I think about what to give her, so I say, "She was asking if I had decided. She’s been waiting for me to decide. She knew on the night you came back to the brownstone with our daughter. She knew before I knew. She’s been waiting for me to ask her for the ring."

Maeve goes very still.

"The ring."

"Yes."

"You have a ring?"

"Yes."

"How long have you had a ring?"

"Forty-two days."

She lifts her head.

She’s looking at me. Her eyes are wet again. Her mouth is doing what it does when she’s hearing something she didn’t expect and processing it in real time.

"Forty-two days," she says. "You have had a ring in this house for forty-two days."

"In the nightstand. In a small velvet pouch. Six feet from your head every night."
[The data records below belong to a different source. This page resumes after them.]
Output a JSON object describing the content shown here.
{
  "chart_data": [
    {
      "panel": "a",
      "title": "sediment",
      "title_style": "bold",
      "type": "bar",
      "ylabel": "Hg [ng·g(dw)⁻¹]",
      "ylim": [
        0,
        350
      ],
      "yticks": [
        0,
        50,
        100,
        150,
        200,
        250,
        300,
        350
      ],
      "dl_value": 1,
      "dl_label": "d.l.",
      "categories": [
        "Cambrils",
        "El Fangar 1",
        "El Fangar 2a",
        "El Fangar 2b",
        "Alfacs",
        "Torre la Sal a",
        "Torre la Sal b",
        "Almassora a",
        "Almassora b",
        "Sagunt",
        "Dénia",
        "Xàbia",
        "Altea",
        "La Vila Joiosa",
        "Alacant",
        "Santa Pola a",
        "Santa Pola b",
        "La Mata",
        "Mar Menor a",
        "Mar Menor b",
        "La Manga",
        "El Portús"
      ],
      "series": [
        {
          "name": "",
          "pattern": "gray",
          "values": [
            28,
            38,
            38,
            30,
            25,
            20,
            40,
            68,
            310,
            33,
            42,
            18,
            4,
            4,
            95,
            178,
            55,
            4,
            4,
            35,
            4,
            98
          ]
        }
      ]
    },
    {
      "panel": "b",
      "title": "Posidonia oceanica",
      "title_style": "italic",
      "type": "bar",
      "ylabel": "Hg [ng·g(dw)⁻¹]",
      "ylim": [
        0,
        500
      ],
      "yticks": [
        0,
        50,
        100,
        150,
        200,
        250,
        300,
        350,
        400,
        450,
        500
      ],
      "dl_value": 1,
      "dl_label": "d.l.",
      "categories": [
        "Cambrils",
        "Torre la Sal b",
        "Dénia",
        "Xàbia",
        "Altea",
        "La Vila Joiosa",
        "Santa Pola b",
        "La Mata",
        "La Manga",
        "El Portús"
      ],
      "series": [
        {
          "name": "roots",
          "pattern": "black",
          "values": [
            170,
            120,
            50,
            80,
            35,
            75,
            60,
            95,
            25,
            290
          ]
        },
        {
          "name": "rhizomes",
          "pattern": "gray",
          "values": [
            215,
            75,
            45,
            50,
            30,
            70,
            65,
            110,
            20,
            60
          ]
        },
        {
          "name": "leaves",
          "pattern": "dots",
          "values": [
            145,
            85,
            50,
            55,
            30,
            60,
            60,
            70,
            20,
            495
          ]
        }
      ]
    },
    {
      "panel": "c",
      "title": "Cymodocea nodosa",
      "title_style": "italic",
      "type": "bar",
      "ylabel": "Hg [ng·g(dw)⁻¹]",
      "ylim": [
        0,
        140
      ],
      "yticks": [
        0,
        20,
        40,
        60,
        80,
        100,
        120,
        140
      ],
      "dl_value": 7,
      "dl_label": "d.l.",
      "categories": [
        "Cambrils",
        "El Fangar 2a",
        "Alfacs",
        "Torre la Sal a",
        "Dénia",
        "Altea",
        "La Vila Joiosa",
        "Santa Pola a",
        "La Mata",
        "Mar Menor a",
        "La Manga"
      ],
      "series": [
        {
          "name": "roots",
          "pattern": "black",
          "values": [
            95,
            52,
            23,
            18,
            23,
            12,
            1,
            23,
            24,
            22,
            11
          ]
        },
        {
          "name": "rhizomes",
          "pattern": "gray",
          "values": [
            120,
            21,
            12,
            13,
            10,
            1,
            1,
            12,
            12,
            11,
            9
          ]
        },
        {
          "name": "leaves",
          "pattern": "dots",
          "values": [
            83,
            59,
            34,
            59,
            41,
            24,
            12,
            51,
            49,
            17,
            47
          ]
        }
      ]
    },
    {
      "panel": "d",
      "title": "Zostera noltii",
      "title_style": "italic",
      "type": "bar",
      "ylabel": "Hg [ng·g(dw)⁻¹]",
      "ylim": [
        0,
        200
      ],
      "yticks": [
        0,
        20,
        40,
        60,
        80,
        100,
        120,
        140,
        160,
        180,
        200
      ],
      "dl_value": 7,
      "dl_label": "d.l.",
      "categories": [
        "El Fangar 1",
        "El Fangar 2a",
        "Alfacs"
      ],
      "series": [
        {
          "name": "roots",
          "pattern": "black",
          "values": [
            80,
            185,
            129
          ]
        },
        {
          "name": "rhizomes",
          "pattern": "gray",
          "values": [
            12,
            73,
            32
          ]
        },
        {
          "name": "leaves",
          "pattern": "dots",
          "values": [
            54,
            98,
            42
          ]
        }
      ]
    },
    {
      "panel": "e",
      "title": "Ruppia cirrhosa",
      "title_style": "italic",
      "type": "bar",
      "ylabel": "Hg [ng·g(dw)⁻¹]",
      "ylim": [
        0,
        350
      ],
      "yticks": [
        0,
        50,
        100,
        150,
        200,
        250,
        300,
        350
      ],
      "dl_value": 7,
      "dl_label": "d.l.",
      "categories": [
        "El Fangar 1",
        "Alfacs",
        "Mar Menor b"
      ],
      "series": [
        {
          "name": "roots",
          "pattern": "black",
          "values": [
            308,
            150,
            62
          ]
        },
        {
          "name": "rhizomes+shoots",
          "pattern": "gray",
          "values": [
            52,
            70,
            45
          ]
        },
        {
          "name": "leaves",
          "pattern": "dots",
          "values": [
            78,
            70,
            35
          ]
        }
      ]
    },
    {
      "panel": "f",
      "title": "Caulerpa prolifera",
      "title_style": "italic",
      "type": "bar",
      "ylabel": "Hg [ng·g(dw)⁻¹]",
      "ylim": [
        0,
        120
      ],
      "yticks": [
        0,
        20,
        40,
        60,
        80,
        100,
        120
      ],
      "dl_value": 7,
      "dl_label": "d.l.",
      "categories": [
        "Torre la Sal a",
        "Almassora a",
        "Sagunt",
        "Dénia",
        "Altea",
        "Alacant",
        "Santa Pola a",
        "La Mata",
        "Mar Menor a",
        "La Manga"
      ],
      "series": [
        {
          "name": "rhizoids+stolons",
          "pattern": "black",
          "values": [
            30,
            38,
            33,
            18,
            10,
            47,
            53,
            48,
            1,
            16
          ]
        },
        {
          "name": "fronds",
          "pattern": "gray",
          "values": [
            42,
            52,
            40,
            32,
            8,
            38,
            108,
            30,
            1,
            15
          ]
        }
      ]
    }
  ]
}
She breathes. "Why didn't you ask?"

"Because you were not ready. Because ‘I’ was not ready. And I am going to ask you the right way, after the grand jury, with my mother and the family. The ring is for the asking with words. Tonight was the asking without."

"You knew," she says. "You knew I would say yes."

"I hoped."

"You hoped."

"I have hoped for fifty-five days."

She puts her face down on my chest again. Her shoulders move. I do not know if she’s laughing or crying. I do not ask. I run my hand down her back, the slow, careful pass of a man who has decided his hand will be on his wife's back for the rest of her life, and I wait.

She lifts her head again.

She says, "Tell me about the ring."

So I tell her about the ring.

I tell her it was my grandmother's. Her name was Kalliope. She came from a village in the hills outside Thessaloniki in 1948 and lived in Brookline for fifty-seven years until she died in 2005. She read the ‘Iliad’ in Greek and made me read it to her on her porch when I was eleven and her eyes had gone bad, and the reading was the reason I learned to love a thing the way Greeks have always loved Homer, which is the way you love a thing because someone you love loved it first.

My grandfather's name was Niko.

Niko gave Kalliope the ring on their wedding day in 1958.

On their twenty-fifth anniversary, in 1983, Niko had a Greek word inscribed inside the band, in a jeweler's shop in Thessaloniki, on the family's first trip back to Greece in fifteen years. He had it inscribed in secret. Kalliope didn’t know about the inscription until after Niko died. When she found out, she pulled the ring off and read the inside for the first time in twenty-two years, and she wept.

I tell her the inscription is one Greek word.

I do not tell her the word.

Kalliope wore the ring for forty-seven years until her death. It went to my father. He wore it on a chain around his neck. When my father was killed in 2010, the ring went to my mother. My mother has kept it in a velvet pouch in a dresser drawer for fifteen years.